Á fresh dosa arrived, no different from the earlier one, the same cardboard-like texture dripping with oil, the same gooey potato filling, the watery chutneys…I looked miserably at the cashier.
‘Please eat,’ she smiled with so much warmth that I found myself returning her smile, despite my horror at the dish in front of me.
I fell to, and managed to swallow a little more than half of the dosa and washed it down with the coffee which was fairly good, and left a large tip.

I have almost forgotten how bad that dosa tasted.

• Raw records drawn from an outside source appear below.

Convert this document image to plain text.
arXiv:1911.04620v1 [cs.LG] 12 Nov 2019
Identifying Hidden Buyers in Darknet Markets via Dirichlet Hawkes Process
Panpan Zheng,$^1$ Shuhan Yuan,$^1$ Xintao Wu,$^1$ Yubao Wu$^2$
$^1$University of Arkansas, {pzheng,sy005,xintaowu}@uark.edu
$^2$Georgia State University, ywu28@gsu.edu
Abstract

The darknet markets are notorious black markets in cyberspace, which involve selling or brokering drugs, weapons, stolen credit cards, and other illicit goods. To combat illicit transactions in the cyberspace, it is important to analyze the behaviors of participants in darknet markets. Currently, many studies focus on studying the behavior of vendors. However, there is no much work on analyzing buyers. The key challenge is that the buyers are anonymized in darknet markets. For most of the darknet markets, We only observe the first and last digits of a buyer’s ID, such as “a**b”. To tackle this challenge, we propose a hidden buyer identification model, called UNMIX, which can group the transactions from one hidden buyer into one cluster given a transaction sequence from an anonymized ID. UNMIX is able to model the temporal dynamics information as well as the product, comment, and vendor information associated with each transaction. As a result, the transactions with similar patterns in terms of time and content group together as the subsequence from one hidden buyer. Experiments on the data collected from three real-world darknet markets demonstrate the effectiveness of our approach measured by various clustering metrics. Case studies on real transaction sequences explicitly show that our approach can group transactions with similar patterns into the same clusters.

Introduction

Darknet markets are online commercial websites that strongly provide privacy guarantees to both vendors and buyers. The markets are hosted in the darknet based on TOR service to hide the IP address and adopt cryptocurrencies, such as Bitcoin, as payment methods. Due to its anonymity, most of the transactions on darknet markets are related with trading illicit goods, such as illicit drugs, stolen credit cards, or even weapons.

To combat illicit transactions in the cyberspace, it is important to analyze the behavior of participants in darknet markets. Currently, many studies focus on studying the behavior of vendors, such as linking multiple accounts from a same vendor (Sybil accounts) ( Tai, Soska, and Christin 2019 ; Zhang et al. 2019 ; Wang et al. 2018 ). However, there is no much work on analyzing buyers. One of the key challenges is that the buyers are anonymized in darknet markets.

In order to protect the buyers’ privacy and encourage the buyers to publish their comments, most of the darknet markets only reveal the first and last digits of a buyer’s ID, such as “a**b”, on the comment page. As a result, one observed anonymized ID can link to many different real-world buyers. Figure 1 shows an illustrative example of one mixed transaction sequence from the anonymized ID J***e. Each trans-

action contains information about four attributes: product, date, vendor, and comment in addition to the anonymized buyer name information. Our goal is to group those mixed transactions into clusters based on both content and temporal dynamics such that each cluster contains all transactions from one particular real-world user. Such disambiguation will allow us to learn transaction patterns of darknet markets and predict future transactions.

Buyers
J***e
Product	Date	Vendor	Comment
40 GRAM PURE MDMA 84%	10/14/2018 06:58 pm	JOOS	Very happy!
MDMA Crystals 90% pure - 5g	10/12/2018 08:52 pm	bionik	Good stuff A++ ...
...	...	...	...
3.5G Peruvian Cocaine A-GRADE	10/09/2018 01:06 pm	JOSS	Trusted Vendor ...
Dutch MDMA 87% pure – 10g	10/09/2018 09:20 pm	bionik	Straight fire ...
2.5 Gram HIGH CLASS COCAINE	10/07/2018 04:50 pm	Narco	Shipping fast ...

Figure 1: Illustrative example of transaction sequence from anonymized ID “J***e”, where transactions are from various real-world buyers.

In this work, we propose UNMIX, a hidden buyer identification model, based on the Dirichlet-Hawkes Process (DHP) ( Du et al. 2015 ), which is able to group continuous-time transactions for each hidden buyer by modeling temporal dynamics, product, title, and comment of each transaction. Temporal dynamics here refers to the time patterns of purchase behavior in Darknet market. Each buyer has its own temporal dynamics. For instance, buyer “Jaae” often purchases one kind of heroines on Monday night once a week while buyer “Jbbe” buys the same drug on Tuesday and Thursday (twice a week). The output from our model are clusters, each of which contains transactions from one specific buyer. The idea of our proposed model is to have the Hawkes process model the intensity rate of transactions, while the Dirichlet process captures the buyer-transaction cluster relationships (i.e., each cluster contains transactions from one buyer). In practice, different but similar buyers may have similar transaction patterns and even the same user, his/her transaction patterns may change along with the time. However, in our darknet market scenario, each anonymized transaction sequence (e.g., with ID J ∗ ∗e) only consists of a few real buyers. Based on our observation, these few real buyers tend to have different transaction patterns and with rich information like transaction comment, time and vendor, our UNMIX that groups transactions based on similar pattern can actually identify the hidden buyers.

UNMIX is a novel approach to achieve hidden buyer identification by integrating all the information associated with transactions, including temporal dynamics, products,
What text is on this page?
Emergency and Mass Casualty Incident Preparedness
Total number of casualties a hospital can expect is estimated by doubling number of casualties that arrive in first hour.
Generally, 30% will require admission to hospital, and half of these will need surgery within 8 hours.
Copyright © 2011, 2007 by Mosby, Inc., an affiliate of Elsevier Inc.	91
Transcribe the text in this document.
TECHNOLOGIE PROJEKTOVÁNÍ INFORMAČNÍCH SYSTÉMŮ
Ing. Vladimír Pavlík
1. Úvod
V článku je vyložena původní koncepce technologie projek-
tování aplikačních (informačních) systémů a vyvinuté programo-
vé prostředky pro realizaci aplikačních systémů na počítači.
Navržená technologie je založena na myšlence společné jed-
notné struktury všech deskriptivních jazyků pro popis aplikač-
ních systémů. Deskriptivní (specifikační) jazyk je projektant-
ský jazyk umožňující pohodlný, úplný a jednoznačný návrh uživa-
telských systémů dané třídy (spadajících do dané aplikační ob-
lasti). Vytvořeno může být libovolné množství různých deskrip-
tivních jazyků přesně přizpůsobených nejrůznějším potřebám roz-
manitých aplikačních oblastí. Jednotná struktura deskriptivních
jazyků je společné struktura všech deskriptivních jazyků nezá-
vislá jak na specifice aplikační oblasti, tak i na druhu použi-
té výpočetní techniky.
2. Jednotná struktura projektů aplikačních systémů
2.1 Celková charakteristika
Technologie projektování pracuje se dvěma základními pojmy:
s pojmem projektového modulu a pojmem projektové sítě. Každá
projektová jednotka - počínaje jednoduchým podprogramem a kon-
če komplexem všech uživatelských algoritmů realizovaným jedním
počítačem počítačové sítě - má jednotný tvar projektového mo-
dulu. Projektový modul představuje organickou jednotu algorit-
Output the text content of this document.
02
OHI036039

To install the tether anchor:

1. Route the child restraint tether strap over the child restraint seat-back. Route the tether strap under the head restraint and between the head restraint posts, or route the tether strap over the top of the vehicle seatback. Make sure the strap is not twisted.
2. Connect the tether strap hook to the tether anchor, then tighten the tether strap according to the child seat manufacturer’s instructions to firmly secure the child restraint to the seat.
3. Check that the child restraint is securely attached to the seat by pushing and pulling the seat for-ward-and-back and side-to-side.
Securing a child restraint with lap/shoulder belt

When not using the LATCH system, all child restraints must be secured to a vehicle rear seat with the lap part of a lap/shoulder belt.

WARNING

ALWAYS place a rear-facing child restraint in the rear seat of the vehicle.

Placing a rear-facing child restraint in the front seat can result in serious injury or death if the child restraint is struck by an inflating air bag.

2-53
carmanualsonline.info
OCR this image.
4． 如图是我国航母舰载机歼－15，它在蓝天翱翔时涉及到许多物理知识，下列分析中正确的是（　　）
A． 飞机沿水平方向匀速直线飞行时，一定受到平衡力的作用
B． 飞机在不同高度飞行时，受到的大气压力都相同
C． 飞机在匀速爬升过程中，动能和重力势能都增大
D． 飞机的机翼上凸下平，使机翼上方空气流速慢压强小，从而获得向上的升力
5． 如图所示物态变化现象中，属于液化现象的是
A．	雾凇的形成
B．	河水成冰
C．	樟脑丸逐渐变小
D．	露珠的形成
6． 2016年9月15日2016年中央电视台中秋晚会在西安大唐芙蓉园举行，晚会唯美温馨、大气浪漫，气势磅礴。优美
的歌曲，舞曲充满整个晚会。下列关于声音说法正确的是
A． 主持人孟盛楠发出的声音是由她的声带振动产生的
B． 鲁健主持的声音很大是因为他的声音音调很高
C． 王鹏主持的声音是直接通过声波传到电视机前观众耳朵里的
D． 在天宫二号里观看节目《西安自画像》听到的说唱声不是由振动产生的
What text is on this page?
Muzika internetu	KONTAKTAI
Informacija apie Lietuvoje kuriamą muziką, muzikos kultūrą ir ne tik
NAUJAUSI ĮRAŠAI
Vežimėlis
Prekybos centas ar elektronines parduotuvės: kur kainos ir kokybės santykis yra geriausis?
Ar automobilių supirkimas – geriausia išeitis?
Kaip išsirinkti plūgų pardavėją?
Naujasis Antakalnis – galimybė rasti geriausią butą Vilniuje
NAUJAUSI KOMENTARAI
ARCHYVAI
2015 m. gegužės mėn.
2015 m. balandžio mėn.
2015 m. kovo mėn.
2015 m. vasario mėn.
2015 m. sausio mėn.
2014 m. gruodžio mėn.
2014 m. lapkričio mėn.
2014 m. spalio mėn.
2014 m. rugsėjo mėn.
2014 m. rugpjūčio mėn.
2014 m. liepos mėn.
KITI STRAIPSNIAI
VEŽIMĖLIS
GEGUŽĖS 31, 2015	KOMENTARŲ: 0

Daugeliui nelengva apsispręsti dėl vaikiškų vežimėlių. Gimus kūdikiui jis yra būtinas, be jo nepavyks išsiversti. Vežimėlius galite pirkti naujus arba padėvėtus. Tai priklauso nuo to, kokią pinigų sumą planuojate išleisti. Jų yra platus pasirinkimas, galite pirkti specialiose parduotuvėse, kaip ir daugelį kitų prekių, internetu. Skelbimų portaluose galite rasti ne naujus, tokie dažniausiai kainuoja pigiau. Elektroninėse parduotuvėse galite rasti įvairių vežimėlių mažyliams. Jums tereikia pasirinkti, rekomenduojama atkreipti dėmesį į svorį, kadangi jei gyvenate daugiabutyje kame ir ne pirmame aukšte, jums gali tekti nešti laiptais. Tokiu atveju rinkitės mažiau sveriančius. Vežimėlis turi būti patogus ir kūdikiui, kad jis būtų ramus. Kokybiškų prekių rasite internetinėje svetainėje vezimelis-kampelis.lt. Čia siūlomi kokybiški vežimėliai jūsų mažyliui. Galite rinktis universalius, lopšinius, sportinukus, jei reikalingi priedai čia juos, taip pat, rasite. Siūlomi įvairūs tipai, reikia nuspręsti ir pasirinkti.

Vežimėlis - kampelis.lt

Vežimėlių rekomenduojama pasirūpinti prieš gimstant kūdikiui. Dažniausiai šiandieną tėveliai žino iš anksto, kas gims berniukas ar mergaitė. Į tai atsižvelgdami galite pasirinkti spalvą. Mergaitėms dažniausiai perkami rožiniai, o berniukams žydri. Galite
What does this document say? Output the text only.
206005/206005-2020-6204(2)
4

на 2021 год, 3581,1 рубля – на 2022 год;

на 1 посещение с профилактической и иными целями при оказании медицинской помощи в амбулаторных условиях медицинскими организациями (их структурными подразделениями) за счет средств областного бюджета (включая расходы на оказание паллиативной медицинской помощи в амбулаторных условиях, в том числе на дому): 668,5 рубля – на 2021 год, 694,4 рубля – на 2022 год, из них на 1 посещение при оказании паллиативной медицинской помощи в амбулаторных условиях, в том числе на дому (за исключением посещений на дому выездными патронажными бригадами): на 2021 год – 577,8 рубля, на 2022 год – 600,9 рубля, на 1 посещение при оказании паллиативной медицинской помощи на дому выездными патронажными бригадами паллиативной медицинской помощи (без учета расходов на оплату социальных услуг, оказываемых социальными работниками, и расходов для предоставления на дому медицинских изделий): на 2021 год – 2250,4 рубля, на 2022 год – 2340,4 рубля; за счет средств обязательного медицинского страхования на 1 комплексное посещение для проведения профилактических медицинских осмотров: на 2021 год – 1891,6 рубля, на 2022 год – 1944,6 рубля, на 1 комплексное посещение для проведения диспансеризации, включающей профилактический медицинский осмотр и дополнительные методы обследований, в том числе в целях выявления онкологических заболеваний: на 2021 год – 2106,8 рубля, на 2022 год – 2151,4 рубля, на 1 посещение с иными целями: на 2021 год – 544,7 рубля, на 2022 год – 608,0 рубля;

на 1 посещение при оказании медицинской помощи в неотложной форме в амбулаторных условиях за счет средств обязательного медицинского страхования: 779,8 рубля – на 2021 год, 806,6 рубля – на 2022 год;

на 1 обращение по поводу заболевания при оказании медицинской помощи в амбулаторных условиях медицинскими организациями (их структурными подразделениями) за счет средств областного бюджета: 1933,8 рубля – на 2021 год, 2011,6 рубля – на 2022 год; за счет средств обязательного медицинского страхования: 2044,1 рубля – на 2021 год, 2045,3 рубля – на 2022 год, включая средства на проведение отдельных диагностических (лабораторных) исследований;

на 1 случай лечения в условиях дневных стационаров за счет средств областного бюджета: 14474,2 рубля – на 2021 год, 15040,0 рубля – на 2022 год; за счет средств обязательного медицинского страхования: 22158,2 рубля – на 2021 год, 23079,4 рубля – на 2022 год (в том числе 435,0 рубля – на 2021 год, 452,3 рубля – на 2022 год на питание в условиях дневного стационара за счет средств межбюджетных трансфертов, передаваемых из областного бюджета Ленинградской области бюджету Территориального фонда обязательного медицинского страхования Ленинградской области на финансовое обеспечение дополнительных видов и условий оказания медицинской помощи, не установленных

What remains is the the warmth of the young woman’s words and her genuine kindness, and the memory of that uncomfortable situation that made me smile today.

Here is a short excerpt from my first novel The Reengineers, a conversation between one of the main characters Siddharth and his potential love interest Laura, in which Sid explains how Indians of today have re-interpreted the ancient saying which equated guests to God.

After a pause, Siddharth asked, ‘Shall I drop you at your hotel or would you rather have lunch first?’
Laura’s bored expression had fallen away as he spoke, and she looked at him in amazement.
‘You do realize I was being rude? Are you being polite because I am a guest and guests are like, what, gods in Indian culture?’
‘Only in the history books. We now treat guests the same as most people do around the world. Guests are fine as long as they respect boundaries and don’t wear out their welcome. But you are more than a guest, Ms Mackenzie. You are a client. And clients are the gods of any business, anywhere in the world.’
He grinned. Laura looked at him steadily for a moment. Then she started laughing.